Há certos filmes no cinema que parecem falar de algo, por vezes algo simples, algo banal. Alguns, como 007, são isso mesmo, são só o que aparentam na superfície. Outros não. Shyamalan é um diretor especialista nisto. Seus filmes muitas vezes são mal recebidos pelo público, por que são lidos de uma forma, quando são outra coisa, completamente diferente.
Dele, apenas Sexto Sentido agradou o público, por que a aparência do filme, em si, satisfaz. Quem não se impressiona com o final, quando o personagem de Bruce Willis se descobre, ele, o espírito, que não se percebia morto, apesar de tantos sinais palpáveis disso? Sexto Sentido é um filme sobre espíritos? Não. Usa deles, é verdade, para falar de outra coisa: autoconhecimento. A ignorância de si do personagem principal é tal que a audiência também ignora sua condição. Ele, psicólogo, deve conhecer os outros, mas não conhece a si mesmo.

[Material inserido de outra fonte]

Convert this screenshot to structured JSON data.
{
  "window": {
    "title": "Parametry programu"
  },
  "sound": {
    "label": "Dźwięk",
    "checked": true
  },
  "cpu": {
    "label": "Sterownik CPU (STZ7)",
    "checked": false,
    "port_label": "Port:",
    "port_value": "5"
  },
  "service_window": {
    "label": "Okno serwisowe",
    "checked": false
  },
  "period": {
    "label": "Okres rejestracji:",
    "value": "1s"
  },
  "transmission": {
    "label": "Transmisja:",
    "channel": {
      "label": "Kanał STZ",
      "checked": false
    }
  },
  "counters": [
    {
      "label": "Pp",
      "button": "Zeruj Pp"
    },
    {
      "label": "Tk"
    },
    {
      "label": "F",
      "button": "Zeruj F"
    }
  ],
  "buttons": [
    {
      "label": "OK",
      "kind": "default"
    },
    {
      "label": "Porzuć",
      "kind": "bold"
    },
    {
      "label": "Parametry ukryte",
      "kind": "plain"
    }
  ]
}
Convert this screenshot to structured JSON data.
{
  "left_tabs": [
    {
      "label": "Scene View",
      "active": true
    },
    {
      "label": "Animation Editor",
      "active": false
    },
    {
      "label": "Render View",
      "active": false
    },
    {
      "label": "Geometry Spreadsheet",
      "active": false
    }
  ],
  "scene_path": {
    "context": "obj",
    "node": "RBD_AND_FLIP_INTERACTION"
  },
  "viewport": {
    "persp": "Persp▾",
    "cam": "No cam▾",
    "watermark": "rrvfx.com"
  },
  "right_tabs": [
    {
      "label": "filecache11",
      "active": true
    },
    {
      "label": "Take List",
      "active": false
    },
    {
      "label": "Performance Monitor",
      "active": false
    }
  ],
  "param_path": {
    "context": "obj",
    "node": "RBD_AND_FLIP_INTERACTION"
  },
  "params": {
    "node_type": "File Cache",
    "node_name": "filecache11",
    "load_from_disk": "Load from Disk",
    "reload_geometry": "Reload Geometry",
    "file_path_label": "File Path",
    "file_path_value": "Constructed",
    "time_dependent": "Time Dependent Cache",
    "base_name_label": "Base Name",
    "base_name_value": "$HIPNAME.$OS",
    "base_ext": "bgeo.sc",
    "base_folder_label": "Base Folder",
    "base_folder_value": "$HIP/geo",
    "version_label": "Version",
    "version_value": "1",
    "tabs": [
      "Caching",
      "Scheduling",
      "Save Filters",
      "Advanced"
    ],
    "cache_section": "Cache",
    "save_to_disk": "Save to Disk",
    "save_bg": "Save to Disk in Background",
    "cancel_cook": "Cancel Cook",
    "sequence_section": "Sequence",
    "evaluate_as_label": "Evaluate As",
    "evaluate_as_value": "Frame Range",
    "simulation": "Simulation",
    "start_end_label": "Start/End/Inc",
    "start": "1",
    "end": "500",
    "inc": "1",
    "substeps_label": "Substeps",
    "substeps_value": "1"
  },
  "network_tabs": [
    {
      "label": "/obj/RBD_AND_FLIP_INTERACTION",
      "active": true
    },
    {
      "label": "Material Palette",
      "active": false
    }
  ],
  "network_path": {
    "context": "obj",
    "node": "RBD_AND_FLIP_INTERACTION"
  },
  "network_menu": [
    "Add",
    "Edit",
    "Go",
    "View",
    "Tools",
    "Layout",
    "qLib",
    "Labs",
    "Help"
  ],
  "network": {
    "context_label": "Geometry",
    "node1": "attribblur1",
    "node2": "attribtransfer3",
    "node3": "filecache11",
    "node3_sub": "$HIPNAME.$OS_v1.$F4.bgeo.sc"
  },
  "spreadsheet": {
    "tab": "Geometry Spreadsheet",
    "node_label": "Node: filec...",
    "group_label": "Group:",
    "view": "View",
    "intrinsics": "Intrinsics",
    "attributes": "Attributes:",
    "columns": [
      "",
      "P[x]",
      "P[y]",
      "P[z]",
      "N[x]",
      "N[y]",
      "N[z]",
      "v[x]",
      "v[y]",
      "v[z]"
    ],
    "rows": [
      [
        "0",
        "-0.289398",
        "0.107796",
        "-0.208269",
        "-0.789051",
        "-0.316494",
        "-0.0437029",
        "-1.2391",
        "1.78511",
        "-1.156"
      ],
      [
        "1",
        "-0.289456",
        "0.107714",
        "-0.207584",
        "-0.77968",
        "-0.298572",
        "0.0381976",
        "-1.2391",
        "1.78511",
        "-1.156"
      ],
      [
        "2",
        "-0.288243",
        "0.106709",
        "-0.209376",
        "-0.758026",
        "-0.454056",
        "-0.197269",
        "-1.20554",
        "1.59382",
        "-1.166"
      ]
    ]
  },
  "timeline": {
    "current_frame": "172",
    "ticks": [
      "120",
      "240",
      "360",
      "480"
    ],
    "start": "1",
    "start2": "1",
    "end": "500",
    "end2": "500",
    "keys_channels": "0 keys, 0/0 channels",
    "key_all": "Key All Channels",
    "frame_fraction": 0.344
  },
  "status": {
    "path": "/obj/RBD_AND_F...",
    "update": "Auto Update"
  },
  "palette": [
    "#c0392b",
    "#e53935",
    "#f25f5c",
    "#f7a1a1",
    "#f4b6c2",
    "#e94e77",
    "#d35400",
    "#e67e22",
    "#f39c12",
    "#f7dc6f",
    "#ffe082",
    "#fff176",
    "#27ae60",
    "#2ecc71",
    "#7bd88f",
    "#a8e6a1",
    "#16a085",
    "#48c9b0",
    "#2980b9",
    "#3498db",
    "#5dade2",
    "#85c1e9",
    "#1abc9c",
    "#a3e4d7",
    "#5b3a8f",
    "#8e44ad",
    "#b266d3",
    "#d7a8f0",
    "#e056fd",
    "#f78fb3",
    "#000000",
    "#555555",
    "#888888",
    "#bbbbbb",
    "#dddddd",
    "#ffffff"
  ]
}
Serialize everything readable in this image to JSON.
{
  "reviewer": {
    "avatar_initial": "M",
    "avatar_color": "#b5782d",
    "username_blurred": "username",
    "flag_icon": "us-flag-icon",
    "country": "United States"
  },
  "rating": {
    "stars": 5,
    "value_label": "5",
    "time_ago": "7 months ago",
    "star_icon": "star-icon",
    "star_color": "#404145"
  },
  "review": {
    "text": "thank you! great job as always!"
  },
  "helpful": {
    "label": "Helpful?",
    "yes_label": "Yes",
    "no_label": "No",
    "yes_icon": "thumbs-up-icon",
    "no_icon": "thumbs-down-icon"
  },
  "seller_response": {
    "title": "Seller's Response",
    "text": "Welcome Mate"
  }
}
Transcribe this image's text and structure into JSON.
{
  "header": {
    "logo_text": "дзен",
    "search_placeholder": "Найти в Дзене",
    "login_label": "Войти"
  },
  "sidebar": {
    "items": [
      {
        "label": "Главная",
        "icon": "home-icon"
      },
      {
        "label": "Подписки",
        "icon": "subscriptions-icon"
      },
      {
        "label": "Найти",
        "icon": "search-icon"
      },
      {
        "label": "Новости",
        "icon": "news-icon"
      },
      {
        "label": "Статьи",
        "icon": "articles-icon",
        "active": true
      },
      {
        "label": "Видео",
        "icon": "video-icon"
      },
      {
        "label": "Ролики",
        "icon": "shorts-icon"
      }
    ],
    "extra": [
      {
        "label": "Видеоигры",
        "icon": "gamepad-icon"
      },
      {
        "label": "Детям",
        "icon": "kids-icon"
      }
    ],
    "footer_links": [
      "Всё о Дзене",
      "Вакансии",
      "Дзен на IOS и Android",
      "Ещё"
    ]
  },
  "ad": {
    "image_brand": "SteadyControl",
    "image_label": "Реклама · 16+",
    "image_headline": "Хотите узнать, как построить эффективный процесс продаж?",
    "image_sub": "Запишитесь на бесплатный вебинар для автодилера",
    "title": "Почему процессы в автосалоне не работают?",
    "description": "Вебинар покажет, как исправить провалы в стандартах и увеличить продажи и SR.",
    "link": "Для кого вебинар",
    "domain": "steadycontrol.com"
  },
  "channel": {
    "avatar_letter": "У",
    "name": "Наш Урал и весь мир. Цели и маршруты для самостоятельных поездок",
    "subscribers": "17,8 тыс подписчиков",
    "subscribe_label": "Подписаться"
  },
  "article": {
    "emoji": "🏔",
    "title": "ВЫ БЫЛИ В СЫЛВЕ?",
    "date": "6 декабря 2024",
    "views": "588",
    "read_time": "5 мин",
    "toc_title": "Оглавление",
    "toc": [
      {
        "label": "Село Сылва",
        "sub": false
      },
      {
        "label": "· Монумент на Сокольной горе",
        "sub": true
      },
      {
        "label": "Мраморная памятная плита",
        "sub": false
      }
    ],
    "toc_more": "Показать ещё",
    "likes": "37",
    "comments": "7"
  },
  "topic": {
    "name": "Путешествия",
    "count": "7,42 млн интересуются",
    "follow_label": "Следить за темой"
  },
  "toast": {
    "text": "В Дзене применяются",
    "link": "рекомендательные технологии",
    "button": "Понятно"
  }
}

Shyamalan segue pela mesma linha, parecendo falar de uma coisa, mas falando de outra em Sinais, com Mel Gibson. Parece ser um filme sobre ET´s, sobre a invasão do planeta, anunciada por sinais nas lavouras de um pastor descrente. Os “sinais” do título seriam isso. Outro erro. Os sinais são os sinais de Deus. O personagem principal é um pastor que perdeu a fé, por causa da morte da sua esposa. Ele se sente abandonado por Deus ou desconfia que Deus não exista. Por isso, não entende as últimas palavras da esposa nos seus braços. Ele não vê os sinais de Deus, até uma das últimas cenas, quando um ET invade sua casa e pega seu filho. Neste momento, as palavras finais da esposa fazem sentido. Sinais é, acima de tudo, um filme sobre fé. Sobre como a falta de fé cega as pessoas para os sinais divinos.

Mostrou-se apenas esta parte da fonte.